Serials Symposium, take three

The Impacts of E-Journals on Services

Dell Davis, Assistant Director at the Houston Academy of Medicine – Texas Medical Center Library

Billie Peterson-Lugo, Assistant Director, Resources and Collection Management at Baylor University

Sondee Weiss, Senior Library Service Specialist at the Houston Public Library

According to Dell Davis, E-Resources are changing the way we interact with our public. Reference interactions are down, there are fewer desk hours scheduled, but 40% of the questions at the Texas Medical Center relate to electronic access. Reference staff should be trained in technology, libraries should have wifi, and users should be educated as well. Copyright has become a serious educational issue.

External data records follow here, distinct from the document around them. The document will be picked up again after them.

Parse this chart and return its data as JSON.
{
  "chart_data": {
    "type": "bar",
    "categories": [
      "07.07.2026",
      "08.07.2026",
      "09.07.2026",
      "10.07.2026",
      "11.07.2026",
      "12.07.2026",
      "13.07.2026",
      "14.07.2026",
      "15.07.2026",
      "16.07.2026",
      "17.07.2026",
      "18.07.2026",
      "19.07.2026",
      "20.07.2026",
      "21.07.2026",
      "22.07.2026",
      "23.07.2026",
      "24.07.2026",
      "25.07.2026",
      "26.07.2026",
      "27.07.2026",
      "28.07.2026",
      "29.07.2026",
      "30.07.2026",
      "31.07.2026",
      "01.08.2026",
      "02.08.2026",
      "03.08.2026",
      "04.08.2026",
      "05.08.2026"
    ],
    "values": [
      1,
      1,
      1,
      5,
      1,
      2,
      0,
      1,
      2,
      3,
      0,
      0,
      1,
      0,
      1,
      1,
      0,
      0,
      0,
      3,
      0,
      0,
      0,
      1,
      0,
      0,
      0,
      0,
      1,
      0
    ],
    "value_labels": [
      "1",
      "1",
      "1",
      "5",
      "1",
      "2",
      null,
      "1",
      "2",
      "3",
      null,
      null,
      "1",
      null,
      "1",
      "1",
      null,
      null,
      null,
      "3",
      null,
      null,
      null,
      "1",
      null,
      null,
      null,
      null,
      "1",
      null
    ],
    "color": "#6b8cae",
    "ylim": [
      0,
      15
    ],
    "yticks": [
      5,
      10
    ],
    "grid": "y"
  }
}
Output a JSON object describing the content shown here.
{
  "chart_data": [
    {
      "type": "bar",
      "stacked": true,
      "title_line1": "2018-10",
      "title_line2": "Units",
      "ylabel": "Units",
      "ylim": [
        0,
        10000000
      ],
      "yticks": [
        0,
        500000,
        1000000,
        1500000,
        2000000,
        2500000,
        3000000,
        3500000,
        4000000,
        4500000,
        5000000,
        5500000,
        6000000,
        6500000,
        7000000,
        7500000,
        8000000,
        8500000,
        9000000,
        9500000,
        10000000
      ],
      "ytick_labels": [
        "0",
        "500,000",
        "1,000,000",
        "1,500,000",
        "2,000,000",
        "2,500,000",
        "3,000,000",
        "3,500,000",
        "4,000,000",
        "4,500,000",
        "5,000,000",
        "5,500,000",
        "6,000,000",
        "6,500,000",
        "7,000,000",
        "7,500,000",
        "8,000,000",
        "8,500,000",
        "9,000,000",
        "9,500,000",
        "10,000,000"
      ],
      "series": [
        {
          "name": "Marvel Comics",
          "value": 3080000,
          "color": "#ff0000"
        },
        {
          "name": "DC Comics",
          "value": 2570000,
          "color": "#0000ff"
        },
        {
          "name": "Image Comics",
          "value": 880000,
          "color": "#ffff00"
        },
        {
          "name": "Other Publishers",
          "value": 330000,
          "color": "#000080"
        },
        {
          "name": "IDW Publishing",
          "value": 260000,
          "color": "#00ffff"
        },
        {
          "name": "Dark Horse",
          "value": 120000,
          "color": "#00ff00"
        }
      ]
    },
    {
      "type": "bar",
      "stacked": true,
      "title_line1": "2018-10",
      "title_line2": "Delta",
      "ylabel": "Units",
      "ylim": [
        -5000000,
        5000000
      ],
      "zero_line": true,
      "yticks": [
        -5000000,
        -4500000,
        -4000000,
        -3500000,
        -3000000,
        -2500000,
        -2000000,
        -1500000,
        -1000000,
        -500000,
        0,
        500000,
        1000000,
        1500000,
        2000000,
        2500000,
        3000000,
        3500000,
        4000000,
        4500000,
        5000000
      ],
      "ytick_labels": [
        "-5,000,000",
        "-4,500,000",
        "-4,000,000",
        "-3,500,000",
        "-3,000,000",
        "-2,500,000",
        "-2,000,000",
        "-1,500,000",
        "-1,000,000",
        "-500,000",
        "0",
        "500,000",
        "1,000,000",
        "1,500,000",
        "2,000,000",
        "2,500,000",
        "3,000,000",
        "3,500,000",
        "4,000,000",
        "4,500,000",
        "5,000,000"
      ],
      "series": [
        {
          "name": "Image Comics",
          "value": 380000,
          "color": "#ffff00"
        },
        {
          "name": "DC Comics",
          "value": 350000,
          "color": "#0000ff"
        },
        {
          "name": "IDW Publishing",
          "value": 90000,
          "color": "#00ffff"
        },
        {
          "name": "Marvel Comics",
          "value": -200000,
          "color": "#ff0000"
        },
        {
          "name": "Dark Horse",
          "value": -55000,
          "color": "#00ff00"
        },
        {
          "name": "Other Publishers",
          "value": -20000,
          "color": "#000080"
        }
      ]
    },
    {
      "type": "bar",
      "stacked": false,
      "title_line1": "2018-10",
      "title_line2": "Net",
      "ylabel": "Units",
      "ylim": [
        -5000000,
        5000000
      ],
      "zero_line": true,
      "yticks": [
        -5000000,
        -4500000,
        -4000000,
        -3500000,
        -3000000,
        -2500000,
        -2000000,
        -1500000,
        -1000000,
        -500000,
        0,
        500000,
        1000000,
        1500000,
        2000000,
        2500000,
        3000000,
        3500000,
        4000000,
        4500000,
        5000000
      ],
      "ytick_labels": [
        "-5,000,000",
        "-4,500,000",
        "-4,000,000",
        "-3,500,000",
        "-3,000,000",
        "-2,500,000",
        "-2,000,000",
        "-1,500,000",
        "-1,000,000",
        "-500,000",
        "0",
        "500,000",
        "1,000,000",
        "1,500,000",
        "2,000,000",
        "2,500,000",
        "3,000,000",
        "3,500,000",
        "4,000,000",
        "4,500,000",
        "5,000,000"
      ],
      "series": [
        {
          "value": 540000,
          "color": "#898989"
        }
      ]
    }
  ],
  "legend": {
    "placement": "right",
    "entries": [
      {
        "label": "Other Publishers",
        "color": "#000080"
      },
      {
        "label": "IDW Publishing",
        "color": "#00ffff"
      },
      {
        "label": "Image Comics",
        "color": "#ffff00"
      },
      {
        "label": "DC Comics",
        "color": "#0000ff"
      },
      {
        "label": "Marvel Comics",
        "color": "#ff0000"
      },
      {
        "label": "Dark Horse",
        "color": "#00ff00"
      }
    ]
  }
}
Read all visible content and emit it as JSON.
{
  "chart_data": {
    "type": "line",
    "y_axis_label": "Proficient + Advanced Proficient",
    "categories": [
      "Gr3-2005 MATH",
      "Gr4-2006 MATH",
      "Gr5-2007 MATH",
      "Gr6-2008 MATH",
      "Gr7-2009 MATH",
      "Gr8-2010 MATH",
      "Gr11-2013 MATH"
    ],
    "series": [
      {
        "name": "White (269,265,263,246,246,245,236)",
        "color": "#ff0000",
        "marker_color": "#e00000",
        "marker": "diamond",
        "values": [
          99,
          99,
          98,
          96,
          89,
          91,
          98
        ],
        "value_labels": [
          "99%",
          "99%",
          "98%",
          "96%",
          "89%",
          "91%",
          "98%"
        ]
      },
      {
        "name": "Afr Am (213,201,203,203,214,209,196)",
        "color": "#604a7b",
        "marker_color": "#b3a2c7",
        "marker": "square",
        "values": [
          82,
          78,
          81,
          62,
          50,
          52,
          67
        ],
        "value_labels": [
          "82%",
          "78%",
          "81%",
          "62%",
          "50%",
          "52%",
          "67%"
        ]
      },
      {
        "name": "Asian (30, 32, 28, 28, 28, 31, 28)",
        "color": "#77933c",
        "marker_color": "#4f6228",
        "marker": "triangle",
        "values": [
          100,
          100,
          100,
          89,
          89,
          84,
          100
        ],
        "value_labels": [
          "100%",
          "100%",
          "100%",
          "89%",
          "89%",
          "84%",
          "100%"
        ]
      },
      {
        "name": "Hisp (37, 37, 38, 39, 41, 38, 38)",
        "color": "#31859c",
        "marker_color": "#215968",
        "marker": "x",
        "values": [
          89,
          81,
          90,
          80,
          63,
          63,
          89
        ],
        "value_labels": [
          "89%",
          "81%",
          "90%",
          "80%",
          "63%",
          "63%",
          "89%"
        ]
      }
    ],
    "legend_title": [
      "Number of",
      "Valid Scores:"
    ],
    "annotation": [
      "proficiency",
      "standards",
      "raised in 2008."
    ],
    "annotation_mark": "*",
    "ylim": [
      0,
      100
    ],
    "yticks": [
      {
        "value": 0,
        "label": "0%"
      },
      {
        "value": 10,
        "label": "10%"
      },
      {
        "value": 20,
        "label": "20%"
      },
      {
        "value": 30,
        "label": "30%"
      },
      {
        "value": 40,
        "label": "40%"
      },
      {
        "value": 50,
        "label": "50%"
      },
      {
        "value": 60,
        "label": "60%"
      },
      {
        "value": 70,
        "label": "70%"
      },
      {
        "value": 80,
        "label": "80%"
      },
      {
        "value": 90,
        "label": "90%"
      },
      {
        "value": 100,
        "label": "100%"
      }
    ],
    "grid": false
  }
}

Billie Peterson-Lugo talked about students. Young and old, returning or traditional, they all want instant gratification when it comes to research. E-journals impact all departments, public services and service areas that never interact with a public desk. At Baylor, their gate count is down, but they still have more people per day than their student life center on campus. (I think that is amazing. Keep in mind, as well, that many people access our resources online and we never know about it) Billie talked about Open URL and, like any resource, it is great when it works and a wall when it does not.

Sondee Weiss discussed some of the problems inherent in E-Journals, such as some electronic versions are different than the print. (What came to my mind were different editions of the same paper containing different articles) This can, of course, cause headaches for the user and the librarian.

During the question and answer session, we talked about educating our users more. Information literacy standards and different approaches to educating faculty was a big concern across the board.